Readers can learn a lot more about these time cycles at the wonderful Tibeto-logic blog. It's no wonder the Tibetans are feeling extra annoyed with Chinese interlopers, who now ban them from observing the major milestone Monlam Chenmo this month.

But of course, this isn't the first time. Monlam was banned when the "Great Proletarian Cultural Revolution" swept into Tibet in 1966, and was not permitted again until 1986. Following independence protests in Lhasa in March 1988, Monlam was again banned the following year (wiki has this a bit wrong, I believe).

On Sunday morning March 1 at around 8:00 am local time, the monks of Jonang Sey Thubten Chokgyal Ling Monastery (Ngaba County and Prefecture) reportedly protested after police and officials from their very own "Democratic Management Committee" prevented them from conducting a prayer service for Monlam Chenmo. The order banning the religious ceremony had been issued earlier by the government.
All the monks gradually rose up to protest the order and insisted to observe the prayer service, sources said.

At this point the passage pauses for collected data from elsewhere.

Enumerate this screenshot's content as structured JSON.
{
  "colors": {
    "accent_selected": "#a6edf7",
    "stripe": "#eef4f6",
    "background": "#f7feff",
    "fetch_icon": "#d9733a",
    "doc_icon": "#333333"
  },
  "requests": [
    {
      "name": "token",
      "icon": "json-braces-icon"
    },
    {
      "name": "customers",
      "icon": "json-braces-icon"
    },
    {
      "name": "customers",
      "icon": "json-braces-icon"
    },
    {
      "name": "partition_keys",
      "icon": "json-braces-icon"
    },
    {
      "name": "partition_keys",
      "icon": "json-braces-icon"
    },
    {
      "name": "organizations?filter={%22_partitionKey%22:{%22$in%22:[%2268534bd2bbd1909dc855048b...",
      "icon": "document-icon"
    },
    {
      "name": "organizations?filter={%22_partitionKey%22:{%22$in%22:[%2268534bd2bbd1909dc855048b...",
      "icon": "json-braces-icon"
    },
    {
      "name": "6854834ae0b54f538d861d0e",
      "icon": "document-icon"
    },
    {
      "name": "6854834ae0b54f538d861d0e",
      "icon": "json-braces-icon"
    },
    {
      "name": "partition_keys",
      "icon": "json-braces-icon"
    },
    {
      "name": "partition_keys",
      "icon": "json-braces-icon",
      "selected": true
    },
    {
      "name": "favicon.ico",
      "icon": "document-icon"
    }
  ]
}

Demanding the release of all the Tibetans who have been arrested since March last year, the monks came out of the prayer hall and started marching towards the main town. But they were stopped on the way by a large number of military personnel.
Just two days earlier, around 1000 monks at nearby Kirti Monastery had gathered to observe this longstanding Tibetan Buddhist tradition, but were locked out of their main prayer hall -- leading one of their number to self-immolate (see the previous post). Eyewitnesses said the monk was shot by security forces before they extinguished the fire, but the Chinese government has now denied this.

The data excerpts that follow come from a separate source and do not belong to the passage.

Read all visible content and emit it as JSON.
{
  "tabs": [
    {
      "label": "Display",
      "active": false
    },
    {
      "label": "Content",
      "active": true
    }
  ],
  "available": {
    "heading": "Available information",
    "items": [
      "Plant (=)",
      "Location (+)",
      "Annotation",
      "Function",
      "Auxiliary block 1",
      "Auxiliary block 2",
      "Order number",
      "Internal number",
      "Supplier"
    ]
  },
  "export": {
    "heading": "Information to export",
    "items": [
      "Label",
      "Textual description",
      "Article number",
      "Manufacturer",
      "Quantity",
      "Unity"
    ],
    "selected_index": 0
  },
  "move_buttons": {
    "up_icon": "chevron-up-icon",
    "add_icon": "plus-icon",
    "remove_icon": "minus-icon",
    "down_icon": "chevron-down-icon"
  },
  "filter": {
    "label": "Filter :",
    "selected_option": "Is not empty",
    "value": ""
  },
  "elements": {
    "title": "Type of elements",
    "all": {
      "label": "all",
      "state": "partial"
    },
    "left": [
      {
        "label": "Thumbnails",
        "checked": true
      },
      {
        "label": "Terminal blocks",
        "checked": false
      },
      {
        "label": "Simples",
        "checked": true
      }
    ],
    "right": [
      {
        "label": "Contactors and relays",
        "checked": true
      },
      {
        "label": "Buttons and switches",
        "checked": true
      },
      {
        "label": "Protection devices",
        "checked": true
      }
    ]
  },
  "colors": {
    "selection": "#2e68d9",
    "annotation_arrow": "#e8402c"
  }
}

The Sey Monastery is located only about a kilometre and a half from Kirti Monastery in Ngaba town. Defying the prohibition, the monks went ahead with a prayer on Sunday morning, according to a Tibetan source in contact with the area.
"Right after they started, officials [likely to be members of the work team stationed at the monastery] intervened and stopped the ceremony. The monks asked the officials, 'Allow us to pray 'dukkar' [a precious prayer to remove obstacles] once and we will stop.' They didn’t say anything and the monks continued to pray."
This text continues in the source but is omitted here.